Joe Aaron is dead, and I don’t feel so good myself

By SCOTT SAALMAN

Scaramouch

An email arrived while I was writing a column about my childhood memories of Evansville.

The email: “Time for a quick call next week?”

The sender represented the Evansville newspaper.

In the 1970s, being from Tell City, I was in awe of Evansville’s size. It was the NYC of Southern Indiana. I LOVE EVILLE. Three major network-affiliated TV stations operated from there. A Sesame Street channel also aired on our screen too but often blizzardy due to lousy rural route reception. Big Bird terrified me anyway.

My first TV personality crush was the host of WEHT’s The Peggy Mitchell Show. My dream to be one of the bratty tri-state kids invited to appear on the show never happened. I’m still processing the disappointment.

It was exciting to visit Evansville with my parents, though our journey was not without trepidation. There was real crime there compared to our cat-trapped-in-the-treetop-front-page-news town! There was always the chance we might not return home alive. Dad filled the gas tank in Tell City, refusing to stop at a big city station, as if every Evansville gas station was the O.K. Corral.

We read about crime in the Evansville Courier. This daily newspaper was the window not only to the tri-state but to the entire world. How I miss the morning arrival of that newspaper, rolled up in dog bone form, it’s black-inked secrets spilling out onto the kitchen tabletop before me after excitedly sliding off that tight rubber band. Often the rubber band of the Sunday edition simply snapped apart due to its blessed thickness.

Mom once recounted to me the same magic felt when she was a kid, beating her parents to the Courier.

The Courier’s Joe Aaron was the first columnist I ever read. He actually had a heart attack while doing what he loved, writing a column. I love writing columns, but not enough to die in the process. I’d rather die while doing something I hate. If I ever do die at the desk, let it be just after typing a column’s final period, not before. An unfinished column in process, for me, would mean eternal unrest.

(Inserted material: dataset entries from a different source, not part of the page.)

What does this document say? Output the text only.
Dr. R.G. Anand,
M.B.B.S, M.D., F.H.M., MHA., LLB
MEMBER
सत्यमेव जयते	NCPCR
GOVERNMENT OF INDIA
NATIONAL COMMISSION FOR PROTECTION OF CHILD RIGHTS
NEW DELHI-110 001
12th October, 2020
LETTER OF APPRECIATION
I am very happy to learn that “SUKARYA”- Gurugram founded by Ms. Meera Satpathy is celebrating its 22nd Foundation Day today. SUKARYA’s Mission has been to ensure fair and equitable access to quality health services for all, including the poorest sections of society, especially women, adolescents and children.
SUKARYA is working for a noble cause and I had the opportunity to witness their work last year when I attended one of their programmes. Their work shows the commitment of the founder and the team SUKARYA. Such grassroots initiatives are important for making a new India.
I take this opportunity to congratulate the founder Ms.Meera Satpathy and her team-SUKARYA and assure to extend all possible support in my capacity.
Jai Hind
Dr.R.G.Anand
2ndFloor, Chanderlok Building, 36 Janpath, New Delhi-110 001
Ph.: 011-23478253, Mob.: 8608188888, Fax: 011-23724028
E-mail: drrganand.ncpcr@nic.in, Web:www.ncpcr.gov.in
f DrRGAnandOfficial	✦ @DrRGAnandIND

By the time I got that aforementioned “Time for a quick call next week?” email, I had been freelancing a column (mostly humorous) for the Courier going on two years. The best day of my writing career was when then editor Abbey Brown Doyle invited me to submit columns based on the merits of my long-running freelance humor writing for the Dubois County Herald. The Courier gig meant a wider readership and having a byline in the most significant newspaper of my youth. Mom proudly saved each print edition of my Courier column for me, and after she died last fall, Dad started texting pictures of the column to me instead, often relaying how fellow gamblers at the casino enjoyed my work. He felt pride hearing that.

While writing for the Courier, I received a fair amount of unsolicited emails from tri-state readers, all favorable and often flattering, some saying my stories kept them subscribing. I love when my stories resonate. Why else write them? Reader feedback (there can never be enough) helps keep my fingers tapping the keys as I hammer out words to tickle funny bones and tug heartstrings. I reply to each email, giving sincere thanks to senders for reading and, even better, reaching out.

My last Courier column bemoaned the usage of “ish” in common speak, as in “let’s meet for coffee 9-ish.” I bemoaned how the “ish” gives people the license to be unpunctual. To my delight, the fine people at Debrett’s Everyday Etiquette Tweeted their thanks for “this lovely piece on the scourge of the ‘ish.’ ” A Courier reader emailed his own humorous thoughts about “ish” too.

While awaiting Monday’s call, I experienced delusions of grandeur. Was I getting a pay raise? Was the newspaper chain interested in syndication?

Alas, instead, I was told the bigwigs canned my column. Metrics regarding online reader engagement showed that my column didn’t ring the bell, unlike say restaurant reviews (which I enjoy). No cigar. No Kewpie doll.

“It’s not personal,” I was told, a parting trope I’ve heard at the dreadful end of many failed relationships. I halfway expected to hear, “It’s not you. It’s me.”

Ultimately, chiseling out a column for the Courier seemed nothing more than operating a lemonade stand on a dead-end road. My column remains in the Herald and Hamilton County Reporter, the latter resulting in three nice reader responses today, blessedly arriving at a tough time.

The downside is my potential readership is far less this week than last week. I once read that Joe Aaron dreamed of syndication, too. That this never happened makes his newsroom death much sadder, a lifetime of finger taps pursuing the ever-elusive larger readership. Joe Aaron is dead, and, as of last week, I don’t feel so good myself. Tap. Tap. Taps.

But, hey, it gave me an opportunity to write a column about losing a column. Writing about something going wrong – this occurs often – tends to cure what ails me.